Supreme Court refuses to hear pre-election cases

The Supreme Court yesterday declined to hear about 14 on the grounds that they were caught by the amendment to Section 285 of the Constitution (aka 4th Alteration Act Number 21 of 2017), which came into effect on June 7, 2018.

The amendment to Section 285 of the Constitution required the trial court to determine pre-election cases with 180 days and gives the Court of Appeal and Supreme Court 60 days each to determine such cases. It also provides that such appeals are filed with 14 days of the delivery of the judgment to be appealed.

In the about 14 different rulings yesterday, two panels of the Supreme Court, headed by Justices Ibrahim Tanko Mohammed and Olabode Rhodes-Vivour, asked the appellant lawyers, including Alex Iziyon (SAN), to withdraw their appeals.

The court proceeded to strike out each of the appeals and refrained from making any consequential order. It said, since the appeals were caught by the alteration, the court no longer has jurisdiction to act on them or look into them, except striking them out of its list of case.

The court said the effect of the 4th Alteration Act Number 21 was that all pre-election appeals that were not determined within the stipulated 60 days have become spent (no longer valid).

The two panels that sat were assigned to conduct “special court sitting” to clear the court’s list of all pending pre-election appeals relating to the 2015 elections that were still pending before the court.

Justice Tanko Mohammed, who headed the first panel, explained that the Supreme Court had, in its judgments on January 18, this year, in two pre-election appeals, dealt with all issues and questions relating to the 4th Alteration Act and when it became effective.

He said the judgments, which were in appeals: SC/307/2018 and SC/308/2018 formed the position of the court in all pre-election appeals and the question as regard when the amendment took effect.

Justice Tanko Mohammed said, as it was the position of the court in the two judgments delivered last Friday, the Supreme Court lacked the jurisdiction to hear any pre-election appeal that has stayed unheard at the expiration of the constitutional stipulated 60 days.

On whether the 4th Alteration Act, which was assented to by the President on June 7, 2018, could have retrospective effect, Justice Tanko Mohammed said the new law, being a procedural law, assumes immediate effect.

Justice Rhodes-Vivour also echoed the position, when he presided over the second panel.

On what happens to the decisions of the courts, which formed the subject of the appeals, Justice Rhodes-Vivour said the court lacked the jurisdiction to hear the appeals.

He added: “We do not have the power to pronounce on what happen at the lower courts since we lacked the jurisdiction to hear your appeal.”

Almost all lawyers to the appellants in the appeals expressed discomfort about the court’s position. They all also said they have not read the court’s judgments in SC/307/2018 and SC/308/2028, which the Supreme Court said contains its position and the current position of the law on the issue.

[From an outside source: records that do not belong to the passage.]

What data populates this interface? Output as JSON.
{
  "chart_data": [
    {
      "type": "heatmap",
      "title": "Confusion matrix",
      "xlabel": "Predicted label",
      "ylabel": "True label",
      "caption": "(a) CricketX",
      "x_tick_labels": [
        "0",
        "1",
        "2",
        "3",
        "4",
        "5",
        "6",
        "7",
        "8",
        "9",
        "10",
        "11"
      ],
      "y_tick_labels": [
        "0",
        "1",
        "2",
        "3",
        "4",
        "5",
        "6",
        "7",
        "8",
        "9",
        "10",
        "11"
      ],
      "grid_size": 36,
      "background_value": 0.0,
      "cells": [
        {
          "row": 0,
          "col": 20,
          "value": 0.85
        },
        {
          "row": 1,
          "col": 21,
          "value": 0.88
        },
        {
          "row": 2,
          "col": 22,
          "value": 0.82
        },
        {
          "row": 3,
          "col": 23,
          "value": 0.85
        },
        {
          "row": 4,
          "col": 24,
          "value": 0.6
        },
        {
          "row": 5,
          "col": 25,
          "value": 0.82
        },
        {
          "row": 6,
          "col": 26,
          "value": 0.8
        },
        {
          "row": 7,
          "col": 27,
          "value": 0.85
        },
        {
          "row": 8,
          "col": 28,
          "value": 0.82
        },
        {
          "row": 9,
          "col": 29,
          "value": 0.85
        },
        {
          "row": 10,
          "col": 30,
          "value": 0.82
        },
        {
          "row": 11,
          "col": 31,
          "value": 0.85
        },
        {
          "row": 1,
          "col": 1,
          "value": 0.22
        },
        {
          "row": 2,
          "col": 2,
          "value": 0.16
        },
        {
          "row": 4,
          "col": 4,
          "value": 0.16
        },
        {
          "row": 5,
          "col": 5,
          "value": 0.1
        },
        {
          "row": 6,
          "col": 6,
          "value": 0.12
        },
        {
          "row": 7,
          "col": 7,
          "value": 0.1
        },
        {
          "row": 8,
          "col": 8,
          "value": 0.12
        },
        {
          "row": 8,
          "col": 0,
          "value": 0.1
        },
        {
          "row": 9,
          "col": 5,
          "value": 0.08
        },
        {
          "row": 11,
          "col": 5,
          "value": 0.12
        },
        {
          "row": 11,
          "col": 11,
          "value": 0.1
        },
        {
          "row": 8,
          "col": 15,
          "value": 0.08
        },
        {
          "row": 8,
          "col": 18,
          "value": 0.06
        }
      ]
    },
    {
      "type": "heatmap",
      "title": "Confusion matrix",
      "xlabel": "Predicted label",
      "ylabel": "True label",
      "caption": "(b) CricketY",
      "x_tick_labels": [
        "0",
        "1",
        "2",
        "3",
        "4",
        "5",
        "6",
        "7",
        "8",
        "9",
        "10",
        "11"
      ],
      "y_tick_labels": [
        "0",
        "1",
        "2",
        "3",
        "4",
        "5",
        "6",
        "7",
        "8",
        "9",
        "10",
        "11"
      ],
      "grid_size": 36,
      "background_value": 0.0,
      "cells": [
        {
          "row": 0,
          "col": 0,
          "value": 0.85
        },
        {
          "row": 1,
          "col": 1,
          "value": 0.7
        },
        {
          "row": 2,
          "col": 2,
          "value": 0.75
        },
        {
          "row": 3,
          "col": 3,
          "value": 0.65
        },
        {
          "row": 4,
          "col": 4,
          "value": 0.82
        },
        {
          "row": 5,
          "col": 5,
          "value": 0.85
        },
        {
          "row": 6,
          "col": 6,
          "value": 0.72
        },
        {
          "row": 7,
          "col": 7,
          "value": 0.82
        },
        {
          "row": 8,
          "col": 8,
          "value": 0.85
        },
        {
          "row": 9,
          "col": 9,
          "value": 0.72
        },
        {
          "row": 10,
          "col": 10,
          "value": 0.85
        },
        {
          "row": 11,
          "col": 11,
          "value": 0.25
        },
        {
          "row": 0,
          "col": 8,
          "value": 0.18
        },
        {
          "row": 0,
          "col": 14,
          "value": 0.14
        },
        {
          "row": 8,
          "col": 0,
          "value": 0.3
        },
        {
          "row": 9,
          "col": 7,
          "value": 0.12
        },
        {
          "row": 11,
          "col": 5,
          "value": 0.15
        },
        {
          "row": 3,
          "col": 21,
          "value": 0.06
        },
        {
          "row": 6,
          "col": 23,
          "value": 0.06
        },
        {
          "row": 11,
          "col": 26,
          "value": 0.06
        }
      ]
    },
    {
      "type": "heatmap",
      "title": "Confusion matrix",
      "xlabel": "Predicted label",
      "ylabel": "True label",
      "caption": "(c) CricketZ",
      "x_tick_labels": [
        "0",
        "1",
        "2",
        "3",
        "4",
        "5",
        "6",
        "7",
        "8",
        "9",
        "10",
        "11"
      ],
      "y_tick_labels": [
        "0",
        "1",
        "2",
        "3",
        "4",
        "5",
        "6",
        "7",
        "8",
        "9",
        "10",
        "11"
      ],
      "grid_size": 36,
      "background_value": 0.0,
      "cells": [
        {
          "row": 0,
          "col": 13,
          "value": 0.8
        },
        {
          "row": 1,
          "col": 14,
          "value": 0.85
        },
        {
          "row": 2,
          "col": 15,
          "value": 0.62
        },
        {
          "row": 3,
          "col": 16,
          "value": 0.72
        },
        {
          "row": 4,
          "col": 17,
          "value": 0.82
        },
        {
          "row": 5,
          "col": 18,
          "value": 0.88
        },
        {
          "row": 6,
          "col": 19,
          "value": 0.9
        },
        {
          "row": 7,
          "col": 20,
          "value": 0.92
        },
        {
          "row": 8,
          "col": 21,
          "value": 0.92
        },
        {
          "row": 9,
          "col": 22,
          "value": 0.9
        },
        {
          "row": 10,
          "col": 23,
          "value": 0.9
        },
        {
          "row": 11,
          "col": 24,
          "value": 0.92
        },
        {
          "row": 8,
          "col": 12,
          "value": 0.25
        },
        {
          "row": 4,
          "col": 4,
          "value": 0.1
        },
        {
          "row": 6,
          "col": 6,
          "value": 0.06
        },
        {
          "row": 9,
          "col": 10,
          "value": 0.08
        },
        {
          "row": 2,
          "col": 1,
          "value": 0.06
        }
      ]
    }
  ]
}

Lazarus Undi, who appeared for an appellant, Benjamin B. Nungwa, in the appeal marked: SC/112/2018, was particularly unhappy about the court’s position.

He said his case was different because his client had anticipated the effect of the new amendment, filed the appeal with 14 days and wrote to the court’s registrar that the appeals falls among cases that must be decided within 60 days.

He said the delay in determining the appeal with the 60 days was on the part of the court and not the appellant.

Izinyon (SAN), who represented the appellant in one of the appeals that was struck out, hailed the court for “taking the bull by the horn in dealing with that issue (as it relates to the effect of the 4th Alteration Act on pre-election cases filed before it was assented to) at once”.

He noted that the court’s position may affect some litigants and lawyers negatively, but expressed optimism that it would benefit all in the long run.

Some of the affected appeals included the one by Senator Atai Ali Aidoko against Air Marshal Isaac Alfa in relation to the dispute over who was the actual candidate of the People’s Democratic Party (PDP) in the 2015 election in Kogi East.

The court also struck out a similar appeal filed in the name of the PDP against the Court of Appeal judgment, which upheld the judgment of the Federal High Court, upholding Alfa as the actual candidate of the party.

Also affected was the appeal by Senator Umaru Dahiru and another against All Progressives Congress (APC) and others, in which the appellant is challenging the candidacy of Sokoto State Governor Waziri Tambuwal in the 2015 election.

The court also struck out the appeal filed by Wahab Abiodun and four others against Senator Monsurat Jumoke Aduke Sunmonu and another.

Other appeals struck out are a suit filed by Sir Friday Nwanozia Nwosu against PDP and three others; Rivers State Independent Electoral Commission and another against Augustine N. Ngo and others and Benjamine B. Nungwa and APC against Joseph Hemen Boko and the Independent National Electoral Commission (INEC).

Also struck out are suit by Ikenna Cyprian Uzokwelu against PDP and suit by Anthony Itayi and another against Alhaji Abubakar Atiku Bagudu and two others.